The US Army will neither confirm nor deny that its lasers have shot down a drone for the first time, but carefully worded statements from officials suggest as much.
The US Army successfully used laser weapons in combat for the first time, something no one had ever succeeded in doing before.
This is stated in the Forbes article.
Lasers were tested successfully in laboratories and at training events at training grounds. They've been destroying targets since the 1970s.
In early May 2024, US Army acquisition chief Doug Bush told Forbes that the US military managed to shoot down a drone using a laser in combat conditions. However, Pentagon officials have not publicly commented on this.

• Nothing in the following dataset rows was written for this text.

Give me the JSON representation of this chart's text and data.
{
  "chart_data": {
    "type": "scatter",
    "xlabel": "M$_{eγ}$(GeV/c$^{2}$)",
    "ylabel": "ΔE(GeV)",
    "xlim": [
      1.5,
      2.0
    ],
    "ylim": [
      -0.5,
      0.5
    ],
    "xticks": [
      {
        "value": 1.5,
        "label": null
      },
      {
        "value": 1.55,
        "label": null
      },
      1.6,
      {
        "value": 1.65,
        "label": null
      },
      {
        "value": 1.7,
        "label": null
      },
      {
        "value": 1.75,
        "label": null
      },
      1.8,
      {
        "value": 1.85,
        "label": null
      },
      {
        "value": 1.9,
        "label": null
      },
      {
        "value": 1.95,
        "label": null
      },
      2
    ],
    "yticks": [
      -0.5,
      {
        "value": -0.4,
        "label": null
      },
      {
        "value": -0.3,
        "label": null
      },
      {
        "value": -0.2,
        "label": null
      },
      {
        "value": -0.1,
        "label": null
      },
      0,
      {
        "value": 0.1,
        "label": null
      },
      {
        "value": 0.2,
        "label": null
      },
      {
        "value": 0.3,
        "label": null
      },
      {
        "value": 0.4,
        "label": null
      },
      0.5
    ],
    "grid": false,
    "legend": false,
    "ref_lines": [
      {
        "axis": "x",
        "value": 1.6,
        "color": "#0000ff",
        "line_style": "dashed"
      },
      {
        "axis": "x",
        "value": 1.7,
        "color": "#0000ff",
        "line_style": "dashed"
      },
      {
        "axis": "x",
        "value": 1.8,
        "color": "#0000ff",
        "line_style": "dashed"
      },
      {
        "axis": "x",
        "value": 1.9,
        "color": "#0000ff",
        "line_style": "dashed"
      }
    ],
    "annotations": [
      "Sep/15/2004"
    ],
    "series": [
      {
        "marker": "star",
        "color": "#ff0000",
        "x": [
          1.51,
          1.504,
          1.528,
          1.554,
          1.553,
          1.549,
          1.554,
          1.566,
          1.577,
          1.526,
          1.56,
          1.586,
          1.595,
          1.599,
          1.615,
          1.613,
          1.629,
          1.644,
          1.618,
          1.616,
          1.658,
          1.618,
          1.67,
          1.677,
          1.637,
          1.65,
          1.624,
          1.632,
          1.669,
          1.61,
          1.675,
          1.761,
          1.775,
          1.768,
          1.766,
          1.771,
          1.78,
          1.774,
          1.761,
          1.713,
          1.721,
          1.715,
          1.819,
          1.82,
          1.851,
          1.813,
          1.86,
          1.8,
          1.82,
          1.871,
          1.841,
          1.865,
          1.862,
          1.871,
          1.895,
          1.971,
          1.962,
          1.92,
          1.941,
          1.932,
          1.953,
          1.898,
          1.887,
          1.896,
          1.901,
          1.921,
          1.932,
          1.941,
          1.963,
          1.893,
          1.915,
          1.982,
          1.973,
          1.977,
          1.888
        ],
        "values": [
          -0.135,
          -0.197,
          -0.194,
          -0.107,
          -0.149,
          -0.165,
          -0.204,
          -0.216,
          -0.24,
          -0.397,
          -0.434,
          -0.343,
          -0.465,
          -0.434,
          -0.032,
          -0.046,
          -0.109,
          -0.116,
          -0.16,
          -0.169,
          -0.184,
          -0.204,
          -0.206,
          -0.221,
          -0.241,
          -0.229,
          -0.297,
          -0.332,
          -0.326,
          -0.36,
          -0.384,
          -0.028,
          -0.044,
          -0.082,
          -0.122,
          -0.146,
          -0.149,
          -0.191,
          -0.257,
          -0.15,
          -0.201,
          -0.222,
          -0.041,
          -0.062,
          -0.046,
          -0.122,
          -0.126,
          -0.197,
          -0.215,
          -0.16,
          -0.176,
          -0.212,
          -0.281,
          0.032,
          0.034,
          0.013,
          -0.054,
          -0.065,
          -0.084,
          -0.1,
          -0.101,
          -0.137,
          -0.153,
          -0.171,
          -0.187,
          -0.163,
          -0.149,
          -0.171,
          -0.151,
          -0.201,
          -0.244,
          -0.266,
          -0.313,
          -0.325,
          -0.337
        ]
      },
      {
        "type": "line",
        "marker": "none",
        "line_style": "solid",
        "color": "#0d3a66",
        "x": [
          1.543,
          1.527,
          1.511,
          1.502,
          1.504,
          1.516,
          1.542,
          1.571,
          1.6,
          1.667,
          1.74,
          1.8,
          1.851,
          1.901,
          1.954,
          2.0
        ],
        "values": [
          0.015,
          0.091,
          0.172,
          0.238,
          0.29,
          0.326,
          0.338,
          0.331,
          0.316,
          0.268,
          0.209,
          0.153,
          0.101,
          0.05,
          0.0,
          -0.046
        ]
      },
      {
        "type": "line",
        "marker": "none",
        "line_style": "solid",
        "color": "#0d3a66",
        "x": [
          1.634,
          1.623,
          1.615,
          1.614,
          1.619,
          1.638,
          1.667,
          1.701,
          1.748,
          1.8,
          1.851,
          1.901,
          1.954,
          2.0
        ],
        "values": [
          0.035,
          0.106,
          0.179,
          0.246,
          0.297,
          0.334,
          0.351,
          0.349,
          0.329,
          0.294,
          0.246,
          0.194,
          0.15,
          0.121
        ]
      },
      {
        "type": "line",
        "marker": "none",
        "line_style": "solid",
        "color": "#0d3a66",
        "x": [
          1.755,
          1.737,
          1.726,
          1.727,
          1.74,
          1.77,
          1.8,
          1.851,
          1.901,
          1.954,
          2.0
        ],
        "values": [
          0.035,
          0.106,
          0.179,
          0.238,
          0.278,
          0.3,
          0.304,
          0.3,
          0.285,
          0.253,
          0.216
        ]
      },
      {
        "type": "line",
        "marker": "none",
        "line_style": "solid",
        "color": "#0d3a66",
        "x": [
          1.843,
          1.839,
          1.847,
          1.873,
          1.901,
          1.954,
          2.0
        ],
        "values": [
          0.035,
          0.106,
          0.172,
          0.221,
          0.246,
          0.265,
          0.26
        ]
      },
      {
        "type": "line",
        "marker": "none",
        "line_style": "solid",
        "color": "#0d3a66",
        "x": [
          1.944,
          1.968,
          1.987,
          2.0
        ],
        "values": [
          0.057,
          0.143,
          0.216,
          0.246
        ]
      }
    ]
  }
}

The author of the publication spoke with Jonathan Moneymaker, CEO of BlueHalo, manufacturer of the LOCUST military laser, which was used in November 2022. He admitted that military personnel who used the laser “expressed personal gratitude for the protection it provides.”
“The Pentagon wanted to turn the laser into a weapon as soon as the technology was invented. The laser seemed to be exactly what the military needed. In 1962, only two years after the first laboratory demonstration of the laser, the Pentagon project Defender already had the goal of shooting down Soviet missiles,” the material says.
The Defender's successor later shot down a target drone at Kirtland Air Force Base in New Mexico, but the technology was never turned into a practical weapon. After that, the successful operation of combat lasers was demonstrated more than once within the framework of various projects, but the device was never able to be used in real conditions.
The US military has approximately 31 different combat laser programs. Some are now actually on combat duty to protect American troops and ships from small drones used by Yemen's Houthis and insurgents in Iraq. Some of them are already known to have received bad reviews.
For use in combat conditions, the rated power of a laser is not as important as the ability to correctly focus its beams on the target.
“What sets LOCUST apart from other lasers is that we have first-class focusing, aiming and beam control,” explained Moneymaker.
According to him, high power is only an attempt to compensate for poor focusing accuracy.
Experts consider lasers, with their endless ammunition capacity and low cost per shot, to be the ideal countermeasures to cheap but deadly UAVs.
“With drones swarming on the horizon—Ukraine alone plans to build two million drones this year—tactical lasers are likely to become increasingly important to the survival of ground forces. It's good to know they're finally here work,” the material says.
Recall that the Pentagon stated that thanks to US assistance, the Armed Forces of Ukraine can continue to hold the line of defense. It also became known about a new American aid package worth $225 million.